I am interested in concentration inequalities for the maximum of the rescaled/normalized sum of iid random variables.

Let $X_1,..., X_n$ be i.i.d random variables, $S_n$ their centered sum and $M_n$ the maximum of the partial sums: $$ S_n = \sum_{k=1}^{n}{(X_k - \mu)} \ , \quad M_n = \max_{1 \leq k \leq n}{S_k}$$ In this case, we can easily derive concentration inequalities on $M_n$ using the fact that $S_n$ is a martingale and applying Azuma-Hoeffding's inequality (I don't know whether there are better techniques, if they are, please tell me).

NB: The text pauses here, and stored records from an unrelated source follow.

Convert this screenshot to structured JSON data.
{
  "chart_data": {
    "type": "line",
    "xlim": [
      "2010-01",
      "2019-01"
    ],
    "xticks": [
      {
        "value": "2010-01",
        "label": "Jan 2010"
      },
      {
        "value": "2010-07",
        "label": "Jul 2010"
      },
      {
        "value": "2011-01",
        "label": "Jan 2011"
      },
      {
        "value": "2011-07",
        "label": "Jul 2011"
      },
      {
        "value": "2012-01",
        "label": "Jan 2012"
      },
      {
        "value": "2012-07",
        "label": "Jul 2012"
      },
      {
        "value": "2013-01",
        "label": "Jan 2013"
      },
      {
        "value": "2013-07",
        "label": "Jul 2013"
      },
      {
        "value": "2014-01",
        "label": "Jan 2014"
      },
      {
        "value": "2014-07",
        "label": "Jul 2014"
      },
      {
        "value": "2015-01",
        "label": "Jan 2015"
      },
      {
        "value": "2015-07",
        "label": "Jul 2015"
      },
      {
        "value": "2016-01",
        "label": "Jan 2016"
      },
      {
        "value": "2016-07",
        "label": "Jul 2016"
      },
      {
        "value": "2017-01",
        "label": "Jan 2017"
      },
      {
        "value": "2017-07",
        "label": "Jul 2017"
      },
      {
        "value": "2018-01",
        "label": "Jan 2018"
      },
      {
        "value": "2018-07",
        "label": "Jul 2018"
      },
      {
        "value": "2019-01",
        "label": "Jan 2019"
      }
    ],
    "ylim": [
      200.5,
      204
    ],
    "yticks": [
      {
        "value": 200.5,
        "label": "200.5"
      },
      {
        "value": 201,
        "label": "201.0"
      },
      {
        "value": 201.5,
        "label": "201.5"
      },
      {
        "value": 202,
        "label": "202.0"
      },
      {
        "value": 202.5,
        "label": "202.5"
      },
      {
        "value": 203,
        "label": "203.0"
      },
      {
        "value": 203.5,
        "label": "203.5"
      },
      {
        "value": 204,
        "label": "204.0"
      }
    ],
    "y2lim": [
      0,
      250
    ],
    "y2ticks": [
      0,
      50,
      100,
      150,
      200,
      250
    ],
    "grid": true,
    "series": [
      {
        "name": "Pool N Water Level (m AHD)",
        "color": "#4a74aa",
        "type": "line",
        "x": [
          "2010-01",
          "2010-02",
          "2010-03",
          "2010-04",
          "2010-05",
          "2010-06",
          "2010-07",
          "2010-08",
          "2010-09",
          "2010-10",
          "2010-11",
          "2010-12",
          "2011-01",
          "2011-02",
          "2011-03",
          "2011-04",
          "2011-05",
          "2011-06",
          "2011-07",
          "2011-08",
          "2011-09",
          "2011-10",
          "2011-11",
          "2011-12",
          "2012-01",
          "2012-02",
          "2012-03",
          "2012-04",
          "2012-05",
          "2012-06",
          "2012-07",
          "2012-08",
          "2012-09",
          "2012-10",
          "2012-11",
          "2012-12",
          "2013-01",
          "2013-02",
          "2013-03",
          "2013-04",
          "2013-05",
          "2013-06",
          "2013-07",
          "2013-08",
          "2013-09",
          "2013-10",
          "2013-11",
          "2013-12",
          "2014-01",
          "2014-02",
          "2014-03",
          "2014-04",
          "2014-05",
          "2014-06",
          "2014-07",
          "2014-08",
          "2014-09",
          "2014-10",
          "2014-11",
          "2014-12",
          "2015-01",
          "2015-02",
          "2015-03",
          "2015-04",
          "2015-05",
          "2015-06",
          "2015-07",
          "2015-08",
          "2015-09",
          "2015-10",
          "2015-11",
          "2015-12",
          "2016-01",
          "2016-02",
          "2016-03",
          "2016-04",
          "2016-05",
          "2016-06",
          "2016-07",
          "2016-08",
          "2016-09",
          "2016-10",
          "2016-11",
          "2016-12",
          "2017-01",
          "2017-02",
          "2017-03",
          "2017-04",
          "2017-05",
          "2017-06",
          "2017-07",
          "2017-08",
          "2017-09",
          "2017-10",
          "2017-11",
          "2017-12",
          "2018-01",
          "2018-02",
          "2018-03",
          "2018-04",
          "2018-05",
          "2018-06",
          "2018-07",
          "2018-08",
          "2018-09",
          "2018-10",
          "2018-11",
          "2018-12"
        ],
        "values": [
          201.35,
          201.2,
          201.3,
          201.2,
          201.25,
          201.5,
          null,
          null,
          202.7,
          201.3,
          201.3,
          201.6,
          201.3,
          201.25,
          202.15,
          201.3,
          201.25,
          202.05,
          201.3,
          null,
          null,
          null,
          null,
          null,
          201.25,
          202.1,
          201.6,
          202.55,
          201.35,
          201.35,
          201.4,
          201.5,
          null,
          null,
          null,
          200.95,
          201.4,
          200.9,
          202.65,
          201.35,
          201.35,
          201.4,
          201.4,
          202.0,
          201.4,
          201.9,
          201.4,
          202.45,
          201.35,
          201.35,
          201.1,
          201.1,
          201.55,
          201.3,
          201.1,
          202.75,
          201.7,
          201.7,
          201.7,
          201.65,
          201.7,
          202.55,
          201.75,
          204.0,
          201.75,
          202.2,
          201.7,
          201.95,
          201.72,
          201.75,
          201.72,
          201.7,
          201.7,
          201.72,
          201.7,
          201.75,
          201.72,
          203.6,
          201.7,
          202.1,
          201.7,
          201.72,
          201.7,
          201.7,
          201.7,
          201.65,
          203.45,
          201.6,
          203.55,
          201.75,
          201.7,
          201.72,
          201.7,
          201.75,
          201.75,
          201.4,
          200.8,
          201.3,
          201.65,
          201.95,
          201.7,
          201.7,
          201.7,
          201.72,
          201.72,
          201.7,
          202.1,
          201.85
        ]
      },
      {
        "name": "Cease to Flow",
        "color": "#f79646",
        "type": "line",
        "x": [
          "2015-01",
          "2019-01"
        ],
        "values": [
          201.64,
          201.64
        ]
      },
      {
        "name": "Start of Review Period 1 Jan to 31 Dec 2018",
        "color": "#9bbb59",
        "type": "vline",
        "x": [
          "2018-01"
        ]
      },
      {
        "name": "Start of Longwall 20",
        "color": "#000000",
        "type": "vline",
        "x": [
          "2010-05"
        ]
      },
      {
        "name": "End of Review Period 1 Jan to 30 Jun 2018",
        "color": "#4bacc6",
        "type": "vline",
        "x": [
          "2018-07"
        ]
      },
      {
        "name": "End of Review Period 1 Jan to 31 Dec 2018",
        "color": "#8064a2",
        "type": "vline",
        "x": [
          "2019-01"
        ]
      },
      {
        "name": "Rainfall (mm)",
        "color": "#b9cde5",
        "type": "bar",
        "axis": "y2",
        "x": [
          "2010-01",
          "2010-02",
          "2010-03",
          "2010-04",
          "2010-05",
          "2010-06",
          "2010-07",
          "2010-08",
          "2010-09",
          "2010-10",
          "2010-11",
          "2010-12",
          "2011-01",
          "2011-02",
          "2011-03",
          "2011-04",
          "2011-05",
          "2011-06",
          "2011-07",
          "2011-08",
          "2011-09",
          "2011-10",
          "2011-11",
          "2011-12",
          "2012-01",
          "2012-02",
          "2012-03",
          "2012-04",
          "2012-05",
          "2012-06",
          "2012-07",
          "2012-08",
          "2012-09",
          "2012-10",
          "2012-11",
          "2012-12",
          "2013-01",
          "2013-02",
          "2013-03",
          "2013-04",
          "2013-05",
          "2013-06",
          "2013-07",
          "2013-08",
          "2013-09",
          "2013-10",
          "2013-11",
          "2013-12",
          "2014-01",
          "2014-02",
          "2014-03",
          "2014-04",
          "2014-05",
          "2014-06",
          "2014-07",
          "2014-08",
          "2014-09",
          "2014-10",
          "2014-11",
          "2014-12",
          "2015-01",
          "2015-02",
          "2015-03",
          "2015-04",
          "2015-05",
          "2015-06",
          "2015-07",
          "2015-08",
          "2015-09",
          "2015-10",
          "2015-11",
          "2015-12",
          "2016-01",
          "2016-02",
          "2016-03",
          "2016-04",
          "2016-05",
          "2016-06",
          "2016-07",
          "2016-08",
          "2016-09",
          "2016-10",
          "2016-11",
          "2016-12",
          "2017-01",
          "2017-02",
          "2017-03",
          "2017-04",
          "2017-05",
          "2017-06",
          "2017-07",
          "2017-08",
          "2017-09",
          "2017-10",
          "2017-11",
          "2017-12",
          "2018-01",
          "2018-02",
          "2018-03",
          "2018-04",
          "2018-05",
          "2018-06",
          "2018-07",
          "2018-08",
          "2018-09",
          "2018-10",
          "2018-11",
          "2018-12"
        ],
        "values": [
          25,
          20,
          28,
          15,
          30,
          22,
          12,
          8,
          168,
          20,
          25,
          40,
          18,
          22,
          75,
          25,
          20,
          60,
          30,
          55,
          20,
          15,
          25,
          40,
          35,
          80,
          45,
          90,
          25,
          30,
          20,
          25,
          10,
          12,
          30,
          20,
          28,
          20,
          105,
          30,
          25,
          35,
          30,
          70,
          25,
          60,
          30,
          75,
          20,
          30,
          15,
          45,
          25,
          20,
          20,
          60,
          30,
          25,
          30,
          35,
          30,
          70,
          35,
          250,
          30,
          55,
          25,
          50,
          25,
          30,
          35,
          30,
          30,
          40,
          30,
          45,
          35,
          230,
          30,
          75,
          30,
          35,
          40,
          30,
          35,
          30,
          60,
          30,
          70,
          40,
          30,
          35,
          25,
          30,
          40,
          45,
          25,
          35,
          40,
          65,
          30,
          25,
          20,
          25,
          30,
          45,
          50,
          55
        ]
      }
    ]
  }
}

Now, my question is how to derive concentration inequalities for the maximum of the rescaled or normalized sums: $$\max_{1 \leq k \leq n}{\frac{S_k}{k}} = \max_{1 \leq k \leq n}{\hat{\mu}_k-\mu}, \quad \max_{1 \leq k \leq n}{\frac{S_k}{\sqrt{k}}} \quad \text{or more generally} \quad \max_{1 \leq k \leq n}{\frac{S_k}{f(k)}}$$ The problem is we don't have martingales anymore. Of course, it is always possible to derive bounds by summing concentration bounds for each different value of $k$: $$\mathbb{P}(\max_{1 \leq k \leq n}{\hat{\mu}_k-\mu} \geq \varepsilon) \leq \sum_{k=1}^{n}{\mathbb{P}(\hat{\mu}_k-\mu \geq \varepsilon)}$$ but I'm looking for smarter things. In my community (statistics/machine learning, so no pure probabilists), the best technique used is "peeling": decomposing not for all values of $k$ but in slices of exponential length. But since the question is quite natural (at least it looks quite natural to me), I'm sure it must already have been studied. So I'm looking for any results or techniques that could be used to answer my question.

PS : You're free to assume whatever you need on $X_k$, like existence of moments, of the moment generating function, boundedness...

PS2 : I'm looking for finite-time results, not purely asymptotic ones like the Hartman-Wintner theorem/law of the iterated logarithm.